April 30, 2025 by Michael Shea PA

 

Selling your business is a major milestone — one that can impact your finances, your family, and your future. But if you’re like most Tampa Bay business owners, you didn’t start your company with a sale in mind. That means you may be unfamiliar with the terms, processes, and language buyers and brokers use every day.

Understanding the key terms ahead of time can give you more confidence, reduce surprises, and help you protect the value of what you’ve built. Below are some essential terms every Tampa business owner should know when preparing for a sale.


1. Seller’s Discretionary Earnings (SDE)

This is a key number used to value most small businesses.
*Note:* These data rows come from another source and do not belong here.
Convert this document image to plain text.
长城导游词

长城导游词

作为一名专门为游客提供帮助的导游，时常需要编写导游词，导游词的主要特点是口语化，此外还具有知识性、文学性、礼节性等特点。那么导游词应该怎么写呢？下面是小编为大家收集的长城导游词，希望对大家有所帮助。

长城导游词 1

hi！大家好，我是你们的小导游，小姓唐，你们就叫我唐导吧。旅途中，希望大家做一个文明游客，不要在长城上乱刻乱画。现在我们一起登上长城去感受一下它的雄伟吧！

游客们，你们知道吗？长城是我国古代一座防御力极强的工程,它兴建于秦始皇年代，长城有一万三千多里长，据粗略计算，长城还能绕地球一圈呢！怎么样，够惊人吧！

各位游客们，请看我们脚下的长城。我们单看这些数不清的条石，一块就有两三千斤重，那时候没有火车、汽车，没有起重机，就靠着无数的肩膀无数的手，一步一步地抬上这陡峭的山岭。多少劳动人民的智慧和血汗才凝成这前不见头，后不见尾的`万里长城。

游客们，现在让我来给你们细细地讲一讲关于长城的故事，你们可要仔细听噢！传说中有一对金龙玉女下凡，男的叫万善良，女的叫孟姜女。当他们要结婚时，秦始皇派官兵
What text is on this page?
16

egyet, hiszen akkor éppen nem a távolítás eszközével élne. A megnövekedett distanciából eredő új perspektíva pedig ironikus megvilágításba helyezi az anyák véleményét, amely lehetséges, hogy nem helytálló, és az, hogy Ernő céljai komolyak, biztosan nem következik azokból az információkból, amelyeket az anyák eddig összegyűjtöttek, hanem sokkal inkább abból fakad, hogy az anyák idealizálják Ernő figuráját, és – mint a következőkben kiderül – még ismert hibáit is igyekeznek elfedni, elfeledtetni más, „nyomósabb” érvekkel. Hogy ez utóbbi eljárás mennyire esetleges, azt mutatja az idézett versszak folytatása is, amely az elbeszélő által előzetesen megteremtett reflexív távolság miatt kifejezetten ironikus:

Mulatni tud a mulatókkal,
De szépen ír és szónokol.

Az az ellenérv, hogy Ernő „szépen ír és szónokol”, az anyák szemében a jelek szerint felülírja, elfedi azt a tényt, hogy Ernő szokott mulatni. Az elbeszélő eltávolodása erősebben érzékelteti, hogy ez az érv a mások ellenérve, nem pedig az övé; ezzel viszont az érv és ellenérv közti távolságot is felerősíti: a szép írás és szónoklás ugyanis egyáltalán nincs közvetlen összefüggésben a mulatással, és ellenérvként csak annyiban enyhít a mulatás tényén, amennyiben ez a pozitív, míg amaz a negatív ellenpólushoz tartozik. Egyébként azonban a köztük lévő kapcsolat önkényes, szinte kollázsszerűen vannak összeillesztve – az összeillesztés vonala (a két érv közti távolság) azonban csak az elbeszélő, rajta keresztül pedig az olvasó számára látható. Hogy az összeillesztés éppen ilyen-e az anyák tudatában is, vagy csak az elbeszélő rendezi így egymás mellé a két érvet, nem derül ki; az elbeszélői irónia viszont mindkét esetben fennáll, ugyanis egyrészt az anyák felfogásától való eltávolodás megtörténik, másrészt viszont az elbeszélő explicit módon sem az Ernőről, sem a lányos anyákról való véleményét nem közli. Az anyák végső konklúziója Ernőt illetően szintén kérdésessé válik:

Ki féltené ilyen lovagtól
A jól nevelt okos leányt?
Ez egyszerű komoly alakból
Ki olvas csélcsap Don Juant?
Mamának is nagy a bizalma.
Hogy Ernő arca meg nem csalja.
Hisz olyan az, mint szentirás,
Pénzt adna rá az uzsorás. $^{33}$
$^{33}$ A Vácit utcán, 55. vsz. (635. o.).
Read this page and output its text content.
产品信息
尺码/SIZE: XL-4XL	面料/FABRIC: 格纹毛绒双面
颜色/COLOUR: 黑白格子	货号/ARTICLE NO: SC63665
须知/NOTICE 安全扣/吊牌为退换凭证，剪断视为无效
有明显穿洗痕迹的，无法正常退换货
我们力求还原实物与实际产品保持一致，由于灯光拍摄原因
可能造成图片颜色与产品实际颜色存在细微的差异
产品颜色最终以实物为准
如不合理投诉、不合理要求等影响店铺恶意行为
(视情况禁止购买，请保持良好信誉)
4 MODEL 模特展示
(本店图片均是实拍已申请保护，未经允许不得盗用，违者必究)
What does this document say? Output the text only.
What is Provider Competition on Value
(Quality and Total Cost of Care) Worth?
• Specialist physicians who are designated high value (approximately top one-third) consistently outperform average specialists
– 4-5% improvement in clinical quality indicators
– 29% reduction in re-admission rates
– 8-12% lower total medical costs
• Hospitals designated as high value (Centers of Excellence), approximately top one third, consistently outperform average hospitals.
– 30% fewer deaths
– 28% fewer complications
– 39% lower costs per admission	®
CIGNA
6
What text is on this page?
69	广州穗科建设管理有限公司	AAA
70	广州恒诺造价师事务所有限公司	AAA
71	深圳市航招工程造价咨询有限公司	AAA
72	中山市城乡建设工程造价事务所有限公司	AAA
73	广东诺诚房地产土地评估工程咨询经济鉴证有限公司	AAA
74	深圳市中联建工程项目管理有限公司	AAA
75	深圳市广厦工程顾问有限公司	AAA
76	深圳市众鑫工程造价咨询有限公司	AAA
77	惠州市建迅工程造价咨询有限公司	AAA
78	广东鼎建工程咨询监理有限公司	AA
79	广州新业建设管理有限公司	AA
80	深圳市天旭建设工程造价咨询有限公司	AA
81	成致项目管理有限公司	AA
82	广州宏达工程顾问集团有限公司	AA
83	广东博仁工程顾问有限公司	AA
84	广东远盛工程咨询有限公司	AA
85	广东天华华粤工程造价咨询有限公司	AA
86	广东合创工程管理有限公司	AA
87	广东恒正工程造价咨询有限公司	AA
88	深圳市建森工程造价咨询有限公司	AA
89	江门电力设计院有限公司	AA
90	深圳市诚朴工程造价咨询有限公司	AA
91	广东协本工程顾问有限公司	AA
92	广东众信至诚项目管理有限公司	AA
It represents the total financial benefit a single owner-operator derives from the business. It includes net profit, your salary, perks, and discretionary expenses.

Why it matters:
SDE is the foundation for how buyers — and lenders — evaluate your company’s worth. In Tampa’s market, where SBA-financed deals are common, accurate SDE reporting is essential.


2. Add-backs

These are expenses that are added back to the bottom line during valuation to reflect the true owner benefit. Common add-backs include one-time expenses, personal travel, or non-essential staff.

Why it matters:
Add-backs help you defend your asking price. A skilled business broker will help identify legitimate add-backs and document them clearly for buyers.


3. Multiple (or “Earnings Multiple”)

This is the number applied to your SDE to determine a rough valuation. For example, if your business earns $300,000 in SDE and the market multiple is 2.5x, the valuation would be $750,000.

Why it matters:
Multiples vary by industry, size, growth rate, and risk profile. In Tampa, home services, healthcare, and B2B companies tend to fetch higher multiples due to strong buyer demand.


4. Confidential Business Review (CBR) / Confidential Information Memorandum (CIM)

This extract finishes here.